Choosing fast fashion has environmental impacts across the globe

Tips for reducing your clothing, and carbon, foodprint

Volunteer fixer Kathryn Bahun helps an attendee of Repair Café Peterborough sew a patch on his jean jacket. Repair Café sewists can help you patch, stitch, and fix all sorts of clothing and apparel items, for free! Fixing rips and tears and updating with patches and custom embellishments helps clothing last longer, prevents un-necessary consumption of new items, and keeps clothes out of landfills.
Volunteer fixer Kathryn Bahun helps an attendee of Repair Café Peterborough sew a patch on his jean jacket. Repair Café sewists can help you patch, stitch, and fix all sorts of clothing and apparel items, for free! Fixing rips and tears and updating with patches and custom embellishments helps clothing last longer, prevents un-necessary consumption of new items, and keeps clothes out of landfills.

You’ve heard of fast food, but have you heard of fast fashion? We all know how unhealthy fast food is, but did you know that the fashion industry has high costs for the planet and, yes, for your health too.

When we think about reducing our ecological impact on the earth, we may not think about the shirt on our back, but the fashion industry is complex involving design, production, textiles, shipping, retail, and disposal — do you really know what you’re wearing?

When considering the footprint that your t-shirt leaves on the earth, you might initially think about the pesticides used in farming the cotton, or the chemical dyes used to offer it in every shade of the rainbow.

The amount of natural resources needed to farm, harvest, and process your clothing really add up.

Environmental news source, EcoWatch reports that it takes more than 5,000 gallons of water to manufacture just one t-shirt and pair of jeans due to agricultural practices, irrigation, and the water requirements for cotton plants.

And, due to global markets, it is likely that your outfit was made overseas, so be sure to add on the environmental cost of shipping it across the ocean via freight container fueled by carbon-heavy fossil fuels.

Beyond the waste, pollutants, and toxins produced, today’s fashion industry has some lesser-known impacts that are build right into marketing plans and business models that have changed the way we shop, dress, and consume.

The clothing retail giants are constantly designing new looks and featuring “must have” styles that go from the catwalk to to the store fronts at a rate that makes trends quickly fall out of season — hence the term “fast fashion”.

Retailers are unveiling new lines of clothing at unprecedented rates, with shipments of new styles arriving at stores daily. Some chains have gone from releasing the typical “four seasons” of clothing to over 50, creating very high demand for the newest trends. Fast fashion wants you to see today’s trendy cardigan as tomorrow’s ugly sweater.

In North America, consumers purchase five times as much clothing as in the 1980s. According to popular second hand retailer Value Village, 85 percent of garments purchased end up in landfill each year — that’s 10.5 million tons of clothing!

Isn’t it more fitting for out-of-date accessories and unwanted apparel to find a new home rather than be tossed in the garbage?
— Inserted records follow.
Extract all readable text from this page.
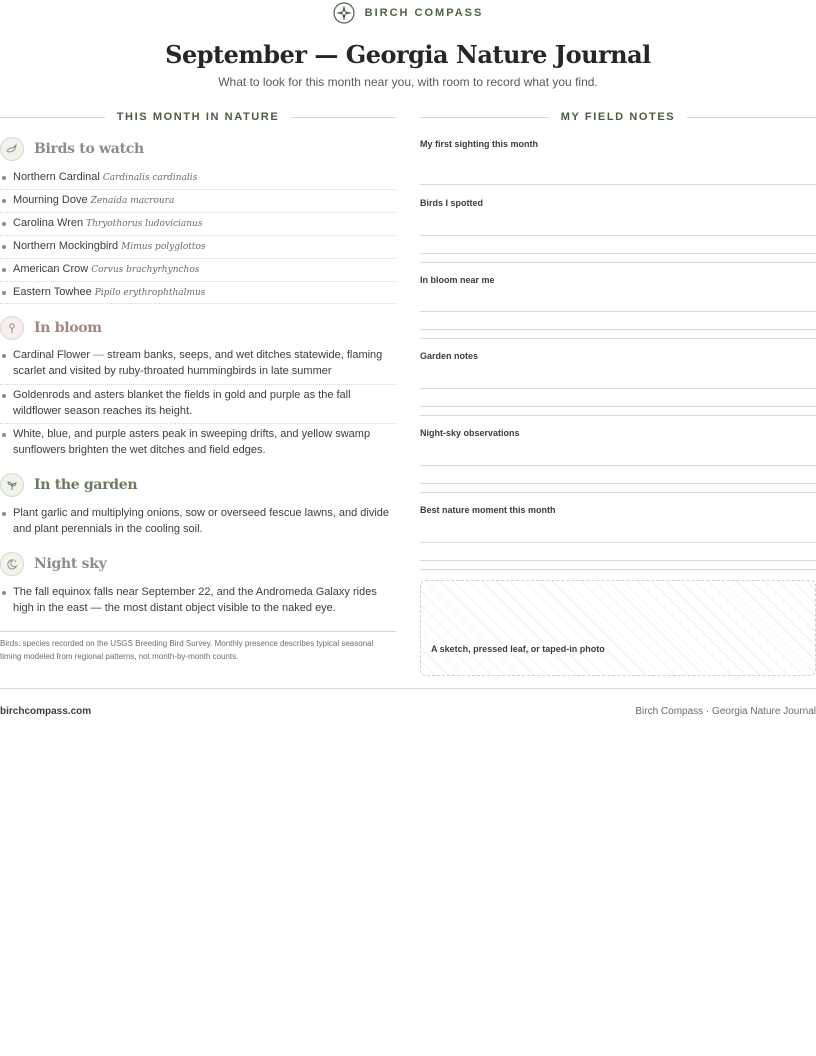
BIRCH COMPASS
September — Georgia Nature Journal

What to look for this month near you, with room to record what you find.

THIS MONTH IN NATURE	MY FIELD NOTES
Birds to watch
Northern Cardinal Cardinalis cardinalis
Mourning Dove Zenaida macroura
Carolina Wren Thryothorus ludovicianus
Northern Mockingbird Mimus polyglottos
American Crow Corvus brachyrhynchos
Eastern Towhee Pipilo erythrophthalmus
In bloom
Cardinal Flower — stream banks, seeps, and wet ditches statewide, flaming scarlet and visited by ruby-throated hummingbirds in late summer
Goldenrods and asters blanket the fields in gold and purple as the fall wildflower season reaches its height.
White, blue, and purple asters peak in sweeping drifts, and yellow swamp sunflowers brighten the wet ditches and field edges.
In the garden
Plant garlic and multiplying onions, sow or overseed fescue lawns, and divide and plant perennials in the cooling soil.
Night sky
The fall equinox falls near September 22, and the Andromeda Galaxy rides high in the east — the most distant object visible to the naked eye.

Birds: species recorded on the USGS Breeding Bird Survey. Monthly presence describes typical seasonal timing modeled from regional patterns, not month-by-month counts.

My first sighting this month
Birds I spotted
In bloom near me
Garden notes
Night-sky observations
Best nature moment this month
A sketch, pressed leaf, or taped-in photo
birchcompass.com	Birch Compass · Georgia Nature Journal
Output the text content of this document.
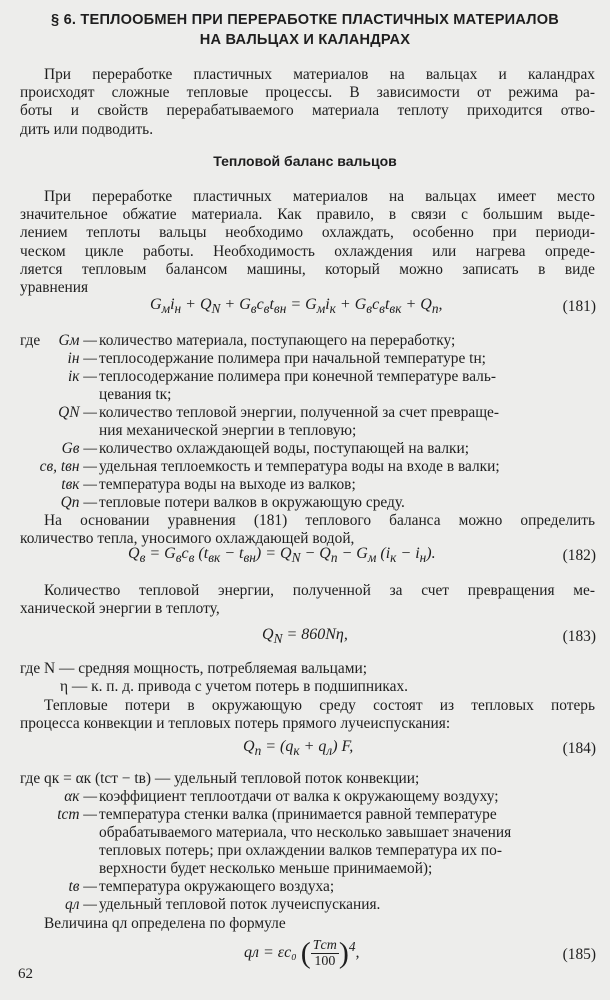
§ 6. ТЕПЛООБМЕН ПРИ ПЕРЕРАБОТКЕ ПЛАСТИЧНЫХ МАТЕРИАЛОВ
НА ВАЛЬЦАХ И КАЛАНДРАХ
При переработке пластичных материалов на вальцах и каландрах
происходят сложные тепловые процессы. В зависимости от режима ра-
боты и свойств перерабатываемого материала теплоту приходится отво-
дить или подводить.
Тепловой баланс вальцов
При переработке пластичных материалов на вальцах имеет место
значительное обжатие материала. Как правило, в связи с большим выде-
лением теплоты вальцы необходимо охлаждать, особенно при периоди-
ческом цикле работы. Необходимость охлаждения или нагрева опреде-
ляется тепловым балансом машины, который можно записать в виде
уравнения
$G_мi_н + Q_N + G_вc_вt_{вн} = G_мi_к + G_вc_вt_{вк} + Q_п$,	(181)
где Gм — количество материала, поступающего на переработку;
iн — теплосодержание полимера при начальной температуре tн;
iк — теплосодержание полимера при конечной температуре валь-
цевания tк;
QN — количество тепловой энергии, полученной за счет превраще-
ния механической энергии в тепловую;
Gв — количество охлаждающей воды, поступающей на валки;
cв, tвн — удельная теплоемкость и температура воды на входе в валки;
tвк — температура воды на выходе из валков;
Qп — тепловые потери валков в окружающую среду.
На основании уравнения (181) теплового баланса можно определить
количество тепла, уносимого охлаждающей водой,
$Q_в = G_вc_в$ $(t_{вк} - t_{вн}) = Q_N - Q_п - G_м$ $(i_к - i_н)$.	(182)
Количество тепловой энергии, полученной за счет превращения ме-
ханической энергии в теплоту,
$Q_N = 860N\eta$,	(183)
где N — средняя мощность, потребляемая вальцами;
η — к. п. д. привода с учетом потерь в подшипниках.
Тепловые потери в окружающую среду состоят из тепловых потерь
процесса конвекции и тепловых потерь прямого лучеиспускания:
$Q_п = (q_к + q_л)$ F,	(184)
где qк = αк (tст − tв) — удельный тепловой поток конвекции;
αк — коэффициент теплоотдачи от валка к окружающему воздуху;
tст — температура стенки валка (принимается равной температуре
обрабатываемого материала, что несколько завышает значения
тепловых потерь; при охлаждении валков температура их по-
верхности будет несколько меньше принимаемой);
tв — температура окружающего воздуха;
qл — удельный тепловой поток лучеиспускания.
Величина qл определена по формуле
qл = εc₀ ( $\frac{\text{Tст}}{100} )^4$,	(185)
62
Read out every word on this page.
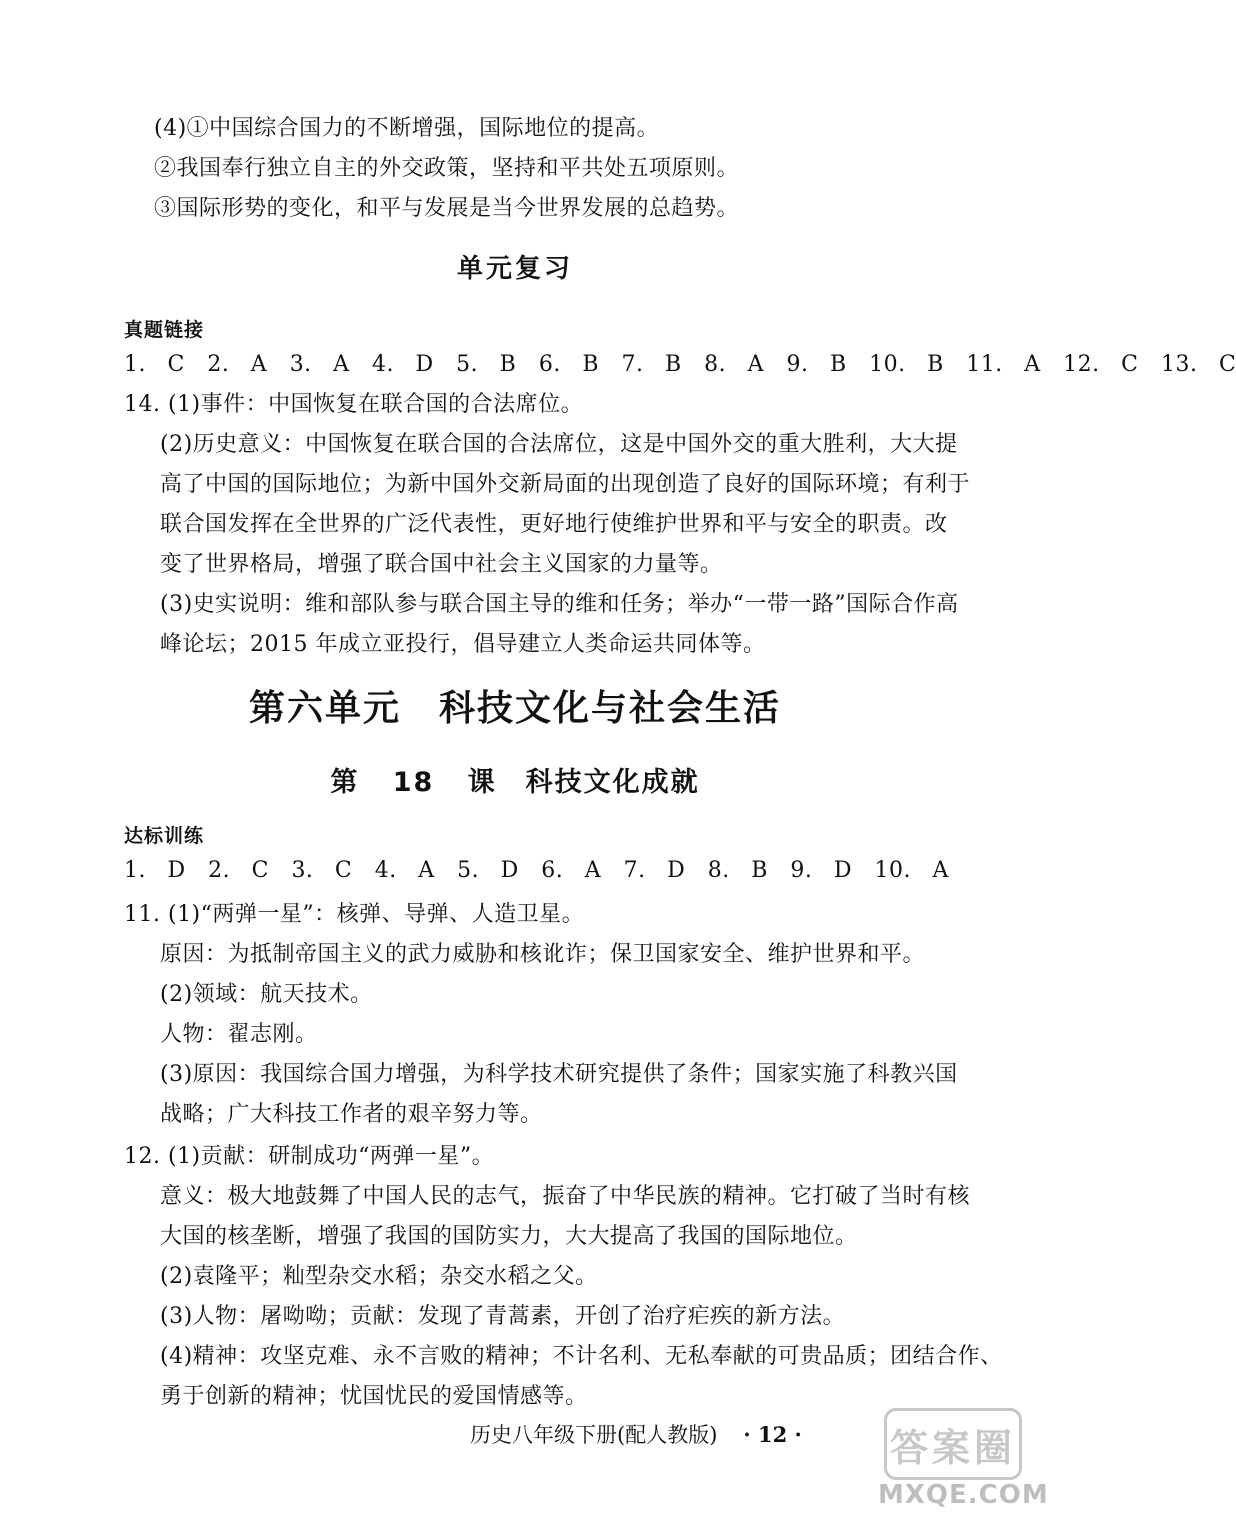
(4)①中国综合国力的不断增强，国际地位的提高。
②我国奉行独立自主的外交政策，坚持和平共处五项原则。
③国际形势的变化，和平与发展是当今世界发展的总趋势。
单元复习
真题链接
1. C　2. A　3. A　4. D　5. B　6. B　7. B　8. A　9. B　10. B　11. A　12. C　13. C
14. (1)事件：中国恢复在联合国的合法席位。
(2)历史意义：中国恢复在联合国的合法席位，这是中国外交的重大胜利，大大提
高了中国的国际地位；为新中国外交新局面的出现创造了良好的国际环境；有利于
联合国发挥在全世界的广泛代表性，更好地行使维护世界和平与安全的职责。改
变了世界格局，增强了联合国中社会主义国家的力量等。
(3)史实说明：维和部队参与联合国主导的维和任务；举办“一带一路”国际合作高
峰论坛；2015 年成立亚投行，倡导建立人类命运共同体等。
第六单元　科技文化与社会生活
第 18 课　科技文化成就
达标训练
1. D　2. C　3. C　4. A　5. D　6. A　7. D　8. B　9. D　10. A
11. (1)“两弹一星”：核弹、导弹、人造卫星。
原因：为抵制帝国主义的武力威胁和核讹诈；保卫国家安全、维护世界和平。
(2)领域：航天技术。
人物：翟志刚。
(3)原因：我国综合国力增强，为科学技术研究提供了条件；国家实施了科教兴国
战略；广大科技工作者的艰辛努力等。
12. (1)贡献：研制成功“两弹一星”。
意义：极大地鼓舞了中国人民的志气，振奋了中华民族的精神。它打破了当时有核
大国的核垄断，增强了我国的国防实力，大大提高了我国的国际地位。
(2)袁隆平；籼型杂交水稻；杂交水稻之父。
(3)人物：屠呦呦；贡献：发现了青蒿素，开创了治疗疟疾的新方法。
(4)精神：攻坚克难、永不言败的精神；不计名利、无私奉献的可贵品质；团结合作、
勇于创新的精神；忧国忧民的爱国情感等。
历史八年级下册(配人教版) · 12 · 答案圈
MXQE.COM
Donating items that are no longer loved is a solution that gives clothing another life in someone else’s wardrobe.

Unfortunately, today’s fast fashion clothing is actually becoming disposable as garments are generated on a business model of high volume production / low quality products. Poor clothing construction resulting from quick turnarounds makes today’s clothing wearable once or twice and only able to hold up to a few washes.

So unwanted used items that would normally be suitable as donations are just not holding up. Split seams and broken zippers that render clothing unwearable need to be repaired or they get tossed in the garbage.

You can take damaged clothing to a repair service. And, if you want to learn how to fix that tear in your jeans, Repair Café Peterborough can help! Volunteer fixers can help you repair an item that can be worn again by you, or donated for someone else to wear.

Repair Café Peterborough provides tools, materials, and volunteer fixers to help you make repairs to clothing, jewelry, and even to appliances, furniture, and pottery. They meet monthly with their next fix-it gathering on Saturday, February 11th from 3 to 6 p.m. at The Spill (414 George St. N., Peterborough).

Keeping unwanted items out of landfill means avoiding fast fashion retailers. Purchasing from local makers and small business retailers goes a long way to keep your money within the local economy and the quality control, close to home.

If you are bored with clothes that no longer inspire you, why not host a clothing swap? Instead of spending big bucks on new duds, trade up fashions with friends to reinvigorate your closet with items that are recycled and free.

Perhaps the best way to keep your clothing carbon footprint down is to resist the urge to wear the latest trends. Purchase less, buy second-hand, and invest in practical, well-made pieces where style and quality will stand up to the test of time.